Ich habe nun am letzten Sonntag meinen dritten Rizinus-öl-Tag gemacht. 50 ml und O-Saft.
Es war vom Geschmack her sehr schlimm. Der O-Saft war kalt, das Rizinusöl hatte Zimmertemperatur und hat mit dem Stabmixer wirklich gut emulgiert. Das mache ich immer so. Allerdings kommt mir die Emulsion dann vor, als ob es Bremsflüssigkeit wäre.
Und so schmeckt sie dann auch.
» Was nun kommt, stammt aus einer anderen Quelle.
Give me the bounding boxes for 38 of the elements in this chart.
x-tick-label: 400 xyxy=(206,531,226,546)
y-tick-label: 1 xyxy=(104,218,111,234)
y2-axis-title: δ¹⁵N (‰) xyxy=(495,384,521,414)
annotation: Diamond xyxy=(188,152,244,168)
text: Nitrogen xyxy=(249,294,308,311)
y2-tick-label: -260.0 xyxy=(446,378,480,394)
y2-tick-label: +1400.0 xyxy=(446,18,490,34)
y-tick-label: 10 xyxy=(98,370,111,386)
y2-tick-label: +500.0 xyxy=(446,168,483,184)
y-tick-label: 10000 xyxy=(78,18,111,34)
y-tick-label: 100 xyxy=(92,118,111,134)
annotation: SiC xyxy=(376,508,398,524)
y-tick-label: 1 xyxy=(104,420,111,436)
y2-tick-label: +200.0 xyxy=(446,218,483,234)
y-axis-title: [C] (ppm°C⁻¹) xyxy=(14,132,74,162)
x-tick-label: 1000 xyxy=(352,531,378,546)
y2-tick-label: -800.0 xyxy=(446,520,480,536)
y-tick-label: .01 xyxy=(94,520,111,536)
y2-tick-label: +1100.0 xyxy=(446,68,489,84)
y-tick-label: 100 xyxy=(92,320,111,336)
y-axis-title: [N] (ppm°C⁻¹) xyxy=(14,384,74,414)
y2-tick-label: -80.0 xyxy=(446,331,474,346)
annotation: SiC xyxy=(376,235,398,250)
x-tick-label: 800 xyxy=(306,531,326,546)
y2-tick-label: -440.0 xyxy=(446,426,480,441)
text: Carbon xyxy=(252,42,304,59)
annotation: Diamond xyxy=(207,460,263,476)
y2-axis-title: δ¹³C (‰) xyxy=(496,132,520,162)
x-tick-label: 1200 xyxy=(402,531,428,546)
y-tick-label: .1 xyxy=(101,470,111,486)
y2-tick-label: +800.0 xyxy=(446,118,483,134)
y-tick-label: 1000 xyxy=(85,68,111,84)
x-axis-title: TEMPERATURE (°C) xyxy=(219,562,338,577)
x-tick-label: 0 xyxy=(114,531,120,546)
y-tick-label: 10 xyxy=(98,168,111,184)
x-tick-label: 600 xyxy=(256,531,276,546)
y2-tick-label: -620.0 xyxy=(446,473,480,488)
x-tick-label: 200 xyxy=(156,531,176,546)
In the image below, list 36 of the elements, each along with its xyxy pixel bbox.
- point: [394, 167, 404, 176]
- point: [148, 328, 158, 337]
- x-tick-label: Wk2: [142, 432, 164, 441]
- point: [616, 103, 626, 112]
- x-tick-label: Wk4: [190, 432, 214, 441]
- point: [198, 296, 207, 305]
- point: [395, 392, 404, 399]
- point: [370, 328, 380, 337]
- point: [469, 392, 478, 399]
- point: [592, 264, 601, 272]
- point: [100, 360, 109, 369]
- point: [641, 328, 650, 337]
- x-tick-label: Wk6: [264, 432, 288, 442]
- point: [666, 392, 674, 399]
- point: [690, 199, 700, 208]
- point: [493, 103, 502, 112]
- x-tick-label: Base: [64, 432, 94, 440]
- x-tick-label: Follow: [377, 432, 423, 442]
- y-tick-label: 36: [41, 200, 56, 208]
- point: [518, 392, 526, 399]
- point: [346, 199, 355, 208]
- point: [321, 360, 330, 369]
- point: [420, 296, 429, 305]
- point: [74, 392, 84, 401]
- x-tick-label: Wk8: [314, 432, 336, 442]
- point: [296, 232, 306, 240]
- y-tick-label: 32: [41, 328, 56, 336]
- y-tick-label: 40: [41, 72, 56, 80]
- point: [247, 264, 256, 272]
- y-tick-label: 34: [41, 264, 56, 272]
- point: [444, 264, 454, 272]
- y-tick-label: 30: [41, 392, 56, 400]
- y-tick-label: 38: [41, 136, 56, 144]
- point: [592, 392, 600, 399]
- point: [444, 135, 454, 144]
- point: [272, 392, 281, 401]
Nase zu und rein, sofort Mundspüllösung 10 Minuten im Mund - aber trotzdem, ich könnte mich übergeben.
* Die Geruchs- und Geschmacksempfindlichkeit der einzelnen Menschen auf Rizinusöl ist sehr verschieden. Grob gesagt, vermag man folgende drei Gruppen zu unterscheiden:
1. Menschen, die der Geruch bzw. Geschmack von Rizinusöl bereits bei der ersten Einnahme nicht stört;
2. Menschen, die der Geruch bzw. Geschmack von Rizinusöl bei den ersten Einnahmen massiv stört, die sich jedoch im Laufe der Zeit daran gewöhnen;
3. Menschen, die der Geruch bzw. Geschmack von Rizinusöl von der ersten Einnahme an derart zuwider ist, daß sie sich nie daran gewöhnen können.
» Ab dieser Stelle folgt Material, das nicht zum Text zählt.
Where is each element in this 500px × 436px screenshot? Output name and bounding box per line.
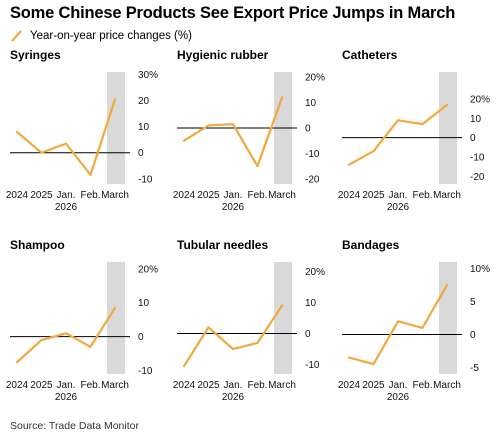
y-tick-label: -20 (470, 172, 485, 183)
panel-catheters: Catheters -20 -10 0 10 20% 2024 2025 Jan. 2026 Fe… (338, 48, 500, 218)
y-tick-label: 20% (470, 95, 490, 106)
x-tick-label: 2024 (6, 380, 29, 391)
y-tick-label: -10 (138, 174, 153, 185)
panel-title: Bandages (342, 238, 400, 252)
y-tick-label: 10 (470, 114, 482, 125)
series-line (347, 283, 449, 366)
shaded-period (107, 262, 125, 374)
x-tick-label: 2025 (30, 190, 53, 201)
x-tick-label: 2026 (222, 392, 245, 403)
legend-label: Year-on-year price changes (%) (30, 30, 192, 42)
x-tick-label: 2024 (6, 190, 29, 201)
y-tick-label: 10 (305, 98, 317, 109)
y-tick-label: 5 (470, 297, 476, 308)
x-tick-label: Feb. (80, 380, 100, 391)
panel-title: Shampoo (10, 238, 65, 252)
shaded-period (107, 72, 125, 184)
y-tick-label: 10 (138, 298, 150, 309)
y-tick-label: 20% (305, 73, 325, 84)
y-tick-label: -10 (470, 152, 485, 163)
y-tick-label: -20 (305, 174, 320, 185)
series-line (15, 98, 117, 176)
x-tick-label: 2026 (55, 392, 78, 403)
panel-title: Hygienic rubber (177, 48, 269, 62)
x-tick-label: 2025 (197, 190, 220, 201)
x-tick-label: Feb. (247, 380, 267, 391)
x-tick-label: Feb. (412, 380, 432, 391)
panel-tubular-needles: Tubular needles -10 0 10 20% 2024 2025 Jan. 202… (173, 238, 342, 408)
x-tick-label: Jan. (224, 380, 243, 391)
series-line (182, 304, 284, 368)
x-tick-label: 2025 (197, 380, 220, 391)
x-tick-label: March (101, 190, 129, 201)
x-tick-label: March (101, 380, 129, 391)
x-tick-label: Jan. (389, 380, 408, 391)
x-tick-label: 2025 (30, 380, 53, 391)
x-tick-label: 2024 (173, 190, 196, 201)
y-tick-label: 0 (470, 133, 476, 144)
y-tick-label: 30% (138, 70, 158, 81)
x-tick-label: 2026 (387, 202, 410, 213)
x-tick-label: Jan. (57, 380, 76, 391)
x-tick-label: 2024 (338, 380, 361, 391)
series-line (347, 103, 449, 166)
panel-title: Syringes (10, 48, 61, 62)
x-tick-label: Jan. (389, 190, 408, 201)
y-tick-label: 20% (305, 267, 325, 278)
y-tick-label: 0 (305, 329, 311, 340)
x-tick-label: 2026 (222, 202, 245, 213)
y-tick-label: 10 (138, 122, 150, 133)
x-tick-label: Feb. (412, 190, 432, 201)
y-tick-label: 0 (470, 330, 476, 341)
y-tick-label: 10% (470, 264, 490, 275)
panel-syringes: Syringes -10 0 10 20 30% 2024 2025 Jan. 2026 Feb.… (6, 48, 175, 218)
x-tick-label: Jan. (224, 190, 243, 201)
shaded-period (274, 262, 292, 374)
x-tick-label: Feb. (80, 190, 100, 201)
y-tick-label: 20 (138, 96, 150, 107)
y-tick-label: -5 (470, 363, 479, 374)
panel-title: Catheters (342, 48, 398, 62)
x-tick-label: March (268, 380, 296, 391)
panel-bandages: Bandages -5 0 5 10% 2024 2025 Jan. 2026 Feb. Marc… (338, 238, 500, 408)
shaded-period (439, 262, 457, 374)
y-tick-label: -10 (305, 149, 320, 160)
x-tick-label: March (268, 190, 296, 201)
y-tick-label: 0 (305, 124, 311, 135)
source-note: Source: Trade Data Monitor (10, 420, 139, 432)
legend-line-icon (11, 30, 22, 42)
y-tick-label: 10 (305, 298, 317, 309)
shaded-period (439, 72, 457, 184)
y-tick-label: 0 (138, 148, 144, 159)
x-tick-label: Feb. (247, 190, 267, 201)
chart-title: Some Chinese Products See Export Price J… (10, 4, 456, 22)
panel-shampoo: Shampoo -10 0 10 20% 2024 2025 Jan. 2026 Feb. Mar… (6, 238, 175, 408)
x-tick-label: Jan. (57, 190, 76, 201)
panel-title: Tubular needles (177, 238, 269, 252)
y-tick-label: -10 (138, 366, 153, 377)
x-tick-label: 2024 (173, 380, 196, 391)
x-tick-label: 2024 (338, 190, 361, 201)
x-tick-label: 2025 (362, 190, 385, 201)
x-tick-label: March (433, 380, 461, 391)
x-tick-label: 2026 (387, 392, 410, 403)
x-tick-label: 2026 (55, 202, 78, 213)
panel-hygienic-rubber: Hygienic rubber -20 -10 0 10 20% 2024 2025 Jan.… (173, 48, 342, 218)
x-tick-label: March (433, 190, 461, 201)
legend: Year-on-year price changes (%) (10, 28, 192, 44)
y-tick-label: 0 (138, 332, 144, 343)
series-line (182, 96, 284, 168)
y-tick-label: -10 (305, 360, 320, 371)
series-line (15, 306, 117, 364)
x-tick-label: 2025 (362, 380, 385, 391)
y-tick-label: 20% (138, 264, 158, 275)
Ich persönlich gehöre zur zweiten Gruppe.
Beim nächsten mal nehme ich auch Grapefruit. Wenn ich mich noch einmal überwinden kann....
* Nach meiner Erfahrung wird der Geruch bzw. Geschmack von Rizinusöl in einer Emulsion mit gekühltem Grapefruitsaft besser überdeckt als in einer solchen mit gekühltem Orangensaft.
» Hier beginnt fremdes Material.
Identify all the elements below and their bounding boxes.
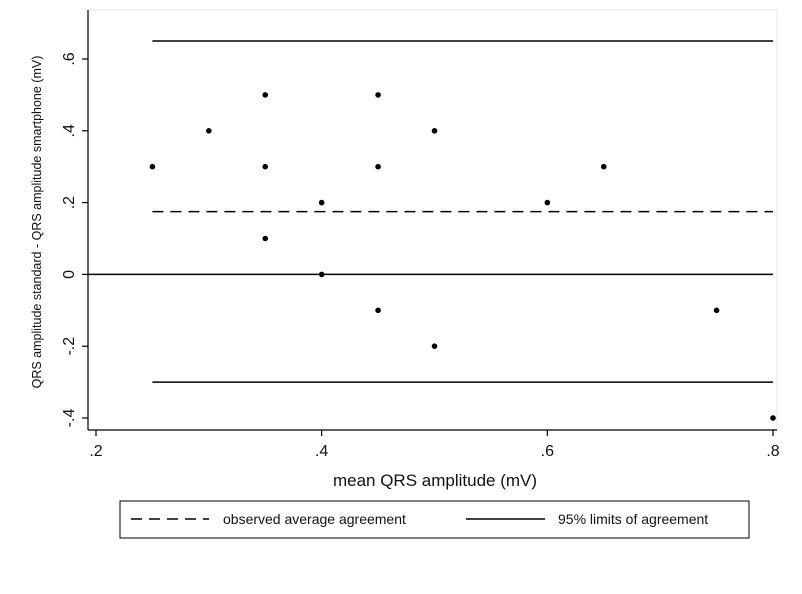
reference-lines [88, 40, 773, 383]
legend-item-95-limits-of-agreement: 95% limits of agreement [558, 511, 708, 527]
data-point [713, 307, 720, 314]
x-tick-label: .2 [89, 443, 102, 460]
data-point [375, 92, 381, 98]
y-tick-label: .2 [61, 196, 78, 209]
x-tick-label: .6 [541, 443, 554, 460]
data-point [600, 163, 607, 170]
data-point [262, 163, 269, 170]
legend: observed average agreement 95% limits of… [119, 500, 750, 539]
y-tick-label: -.4 [61, 409, 78, 428]
plot-region [87, 9, 778, 431]
data-point [318, 271, 325, 278]
data-point [375, 163, 381, 170]
y-axis-ticks: -.4 -.2 0 .2 .4 .6 [61, 52, 88, 427]
data-points [149, 92, 776, 421]
y-tick-label: 0 [61, 270, 78, 279]
y-axis-label: QRS amplitude standard - QRS amplitude s… [30, 56, 44, 389]
x-tick-label: .8 [766, 443, 779, 460]
data-point [318, 199, 325, 206]
data-point [206, 128, 212, 134]
x-axis-ticks: .2 .4 .6 .8 [89, 430, 780, 460]
y-tick-label: -.2 [61, 337, 78, 356]
data-point [262, 235, 269, 242]
y-tick-label: .6 [61, 52, 78, 65]
y-tick-label: .4 [61, 124, 78, 137]
data-point [431, 128, 438, 134]
data-point [544, 199, 551, 206]
data-point [262, 92, 269, 98]
data-point [149, 163, 156, 170]
x-tick-label: .4 [315, 443, 328, 460]
legend-box [119, 500, 750, 539]
x-axis-label: mean QRS amplitude (mV) [333, 471, 537, 490]
data-point [431, 343, 438, 350]
data-point [770, 415, 776, 421]
data-point [375, 307, 381, 314]
legend-item-observed-average-agreement: observed average agreement [223, 511, 406, 527]
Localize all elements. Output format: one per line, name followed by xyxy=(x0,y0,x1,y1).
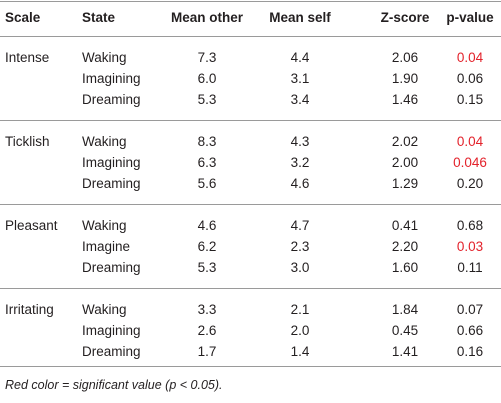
top-rule xyxy=(0,1,501,2)
value-cell: 0.68 xyxy=(456,218,484,233)
value-cell: 1.84 xyxy=(391,302,419,317)
state-cell: Dreaming xyxy=(82,176,141,191)
header-cell: p-value xyxy=(446,10,494,25)
state-cell: Dreaming xyxy=(82,92,141,107)
state-cell: Imagining xyxy=(82,155,141,170)
value-cell: 7.3 xyxy=(197,50,217,65)
header-cell: Scale xyxy=(5,10,41,25)
value-cell: 0.20 xyxy=(456,176,484,191)
value-cell: 4.4 xyxy=(290,50,310,65)
value-cell: 2.0 xyxy=(290,323,310,338)
scale-cell: Ticklish xyxy=(5,134,50,149)
value-cell: 6.3 xyxy=(197,155,217,170)
value-cell: 3.0 xyxy=(290,260,310,275)
value-cell: 3.1 xyxy=(290,71,310,86)
value-cell: 6.0 xyxy=(197,71,217,86)
state-cell: Waking xyxy=(82,302,127,317)
state-cell: Imagine xyxy=(82,239,131,254)
value-cell: 1.29 xyxy=(391,176,419,191)
value-cell: 0.04 xyxy=(456,50,484,65)
value-cell: 2.02 xyxy=(391,134,419,149)
value-cell: 5.3 xyxy=(197,260,217,275)
group-rule xyxy=(0,36,501,37)
value-cell: 3.3 xyxy=(197,302,217,317)
state-cell: Imagining xyxy=(82,71,141,86)
value-cell: 8.3 xyxy=(197,134,217,149)
scale-cell: Pleasant xyxy=(5,218,58,233)
value-cell: 1.46 xyxy=(391,92,419,107)
value-cell: 1.41 xyxy=(391,344,419,359)
state-cell: Imagining xyxy=(82,323,141,338)
bottom-rule xyxy=(0,366,501,367)
value-cell: 1.4 xyxy=(290,344,310,359)
value-cell: 0.45 xyxy=(391,323,419,338)
value-cell: 4.3 xyxy=(290,134,310,149)
value-cell: 4.6 xyxy=(197,218,217,233)
value-cell: 0.046 xyxy=(453,155,487,170)
header-cell: State xyxy=(82,10,116,25)
value-cell: 2.3 xyxy=(290,239,310,254)
value-cell: 3.2 xyxy=(290,155,310,170)
value-cell: 5.6 xyxy=(197,176,217,191)
value-cell: 0.06 xyxy=(456,71,484,86)
state-cell: Waking xyxy=(82,134,127,149)
footnote: Red color = significant value (p < 0.05)… xyxy=(5,378,223,392)
value-cell: 2.06 xyxy=(391,50,419,65)
value-cell: 2.00 xyxy=(391,155,419,170)
value-cell: 0.41 xyxy=(391,218,419,233)
header-cell: Mean other xyxy=(170,10,244,25)
value-cell: 5.3 xyxy=(197,92,217,107)
value-cell: 0.11 xyxy=(457,260,483,275)
scale-cell: Irritating xyxy=(5,302,54,317)
value-cell: 0.07 xyxy=(456,302,484,317)
value-cell: 4.6 xyxy=(290,176,310,191)
value-cell: 2.1 xyxy=(290,302,310,317)
value-cell: 0.04 xyxy=(456,134,484,149)
value-cell: 3.4 xyxy=(290,92,310,107)
group-rule xyxy=(0,120,501,121)
state-cell: Dreaming xyxy=(82,344,141,359)
value-cell: 0.66 xyxy=(456,323,484,338)
value-cell: 0.16 xyxy=(456,344,484,359)
header-cell: Z-score xyxy=(380,10,430,25)
value-cell: 6.2 xyxy=(197,239,217,254)
value-cell: 0.15 xyxy=(456,92,484,107)
value-cell: 1.90 xyxy=(391,71,419,86)
value-cell: 1.7 xyxy=(197,344,217,359)
scale-cell: Intense xyxy=(5,50,50,65)
value-cell: 1.60 xyxy=(391,260,419,275)
value-cell: 0.03 xyxy=(456,239,484,254)
state-cell: Waking xyxy=(82,218,127,233)
group-rule xyxy=(0,288,501,289)
state-cell: Dreaming xyxy=(82,260,141,275)
header-cell: Mean self xyxy=(269,10,331,25)
group-rule xyxy=(0,204,501,205)
state-cell: Waking xyxy=(82,50,127,65)
value-cell: 2.20 xyxy=(391,239,419,254)
value-cell: 2.6 xyxy=(197,323,217,338)
value-cell: 4.7 xyxy=(290,218,310,233)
Ca. 3 Stunden später gab es die ersten 4 Entleerungen, wie üblich immer flüssiger werdend, dann weitere 4 Stunden später weitere 4 Entleerungen nacheinander, sehr flüssig. Aber es ging mir nicht gut.
* Bezieht sich der letzte Satz auf das allgemeine Wohlbefinden oder speziell auf den Geruch bzw. Geschmack von Rizinusöl?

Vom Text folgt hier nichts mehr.